How can the fields which are separated by colon like “line” , “tag” and “source” be extracted automatically on source=http:docker for Docker logs while using Http Event Collector , also if the docker logs have the Key Value in the logs how can those appear as fields in Splunk?
For example the log has the following :
{ [-]
line: 2016-11-14 15:22:03,779; [LOG=debug, NAME=bhav, TIME=1,MSG=Goodday, CLIENT=127.0.0.1]
source: stdout
tag: abc02be1be4e
}
I need to see line , source and tag as fields , along with that KV pair should also show up fields like LOG, NAME, MSG and CLIENT .
Can this be done if so how ? We would want a permanent solution so that it can be applied Enterprise wise.
(Sounds like this is in regards to using the log driver so I've moved this comment to that solution rather than the answer related to more traditional approaches)
Odd that those fields are not already parsed for you. Does the sourcetype have a props.conf entry for KV_MODE = json
? What is the sourcetype being used and where was it defined (by you or by an app from splunkbase)?
We have been using the default sourcetype - json_no_timestamp which shows up on the Data Inputs -> Http Event Collector.
I'm not sure if json_no_timestamp
is an out-of-the-box sourcetype. What is the value of KV_MODE
for that sourcetype (Settings -> Sourcetypes)? In fact, maybe provide a screen shot of that sourectypes definition from the web UI (or btool - but not the conf file).

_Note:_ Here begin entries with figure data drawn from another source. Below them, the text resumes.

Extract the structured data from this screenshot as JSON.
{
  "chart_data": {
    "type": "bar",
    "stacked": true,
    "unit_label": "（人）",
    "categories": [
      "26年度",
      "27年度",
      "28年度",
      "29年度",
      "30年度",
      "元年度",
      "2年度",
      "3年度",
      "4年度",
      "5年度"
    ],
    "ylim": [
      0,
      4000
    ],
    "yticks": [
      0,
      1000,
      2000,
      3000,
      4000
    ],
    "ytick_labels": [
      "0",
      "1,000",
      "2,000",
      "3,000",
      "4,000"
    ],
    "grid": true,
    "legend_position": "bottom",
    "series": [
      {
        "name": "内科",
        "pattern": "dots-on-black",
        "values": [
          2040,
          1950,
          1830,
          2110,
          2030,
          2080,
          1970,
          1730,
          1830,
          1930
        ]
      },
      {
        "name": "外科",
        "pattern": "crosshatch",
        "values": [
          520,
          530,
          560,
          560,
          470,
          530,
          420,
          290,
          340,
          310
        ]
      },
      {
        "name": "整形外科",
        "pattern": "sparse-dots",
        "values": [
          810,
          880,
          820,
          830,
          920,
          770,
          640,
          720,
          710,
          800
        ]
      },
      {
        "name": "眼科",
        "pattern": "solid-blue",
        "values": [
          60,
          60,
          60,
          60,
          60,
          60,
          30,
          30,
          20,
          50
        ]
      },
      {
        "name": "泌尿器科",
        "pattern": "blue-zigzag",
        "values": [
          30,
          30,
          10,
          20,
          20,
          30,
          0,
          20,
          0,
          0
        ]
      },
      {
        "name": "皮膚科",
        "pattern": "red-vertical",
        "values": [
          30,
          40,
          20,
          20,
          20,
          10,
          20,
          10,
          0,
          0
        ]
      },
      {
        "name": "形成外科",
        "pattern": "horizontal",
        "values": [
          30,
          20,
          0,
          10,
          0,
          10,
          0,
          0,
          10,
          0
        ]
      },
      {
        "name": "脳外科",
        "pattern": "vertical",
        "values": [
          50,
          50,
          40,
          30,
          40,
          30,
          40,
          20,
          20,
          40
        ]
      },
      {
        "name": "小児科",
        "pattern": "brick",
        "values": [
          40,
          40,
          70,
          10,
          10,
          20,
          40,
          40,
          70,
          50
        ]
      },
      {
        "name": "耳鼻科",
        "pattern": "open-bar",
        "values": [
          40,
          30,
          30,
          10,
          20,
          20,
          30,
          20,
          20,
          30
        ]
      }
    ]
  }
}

Also this brings us to a point where we will need to start monitoring the GC(Garbage Collection) and Heap exhaustion in a containers using Splunk - how do we that ?
Splunk is a dummy here and just simply accepting data the container sends so you'll need the container to send that data as well. So you'll need to expose data from the GC and heap of the container to Splunk over the same driver.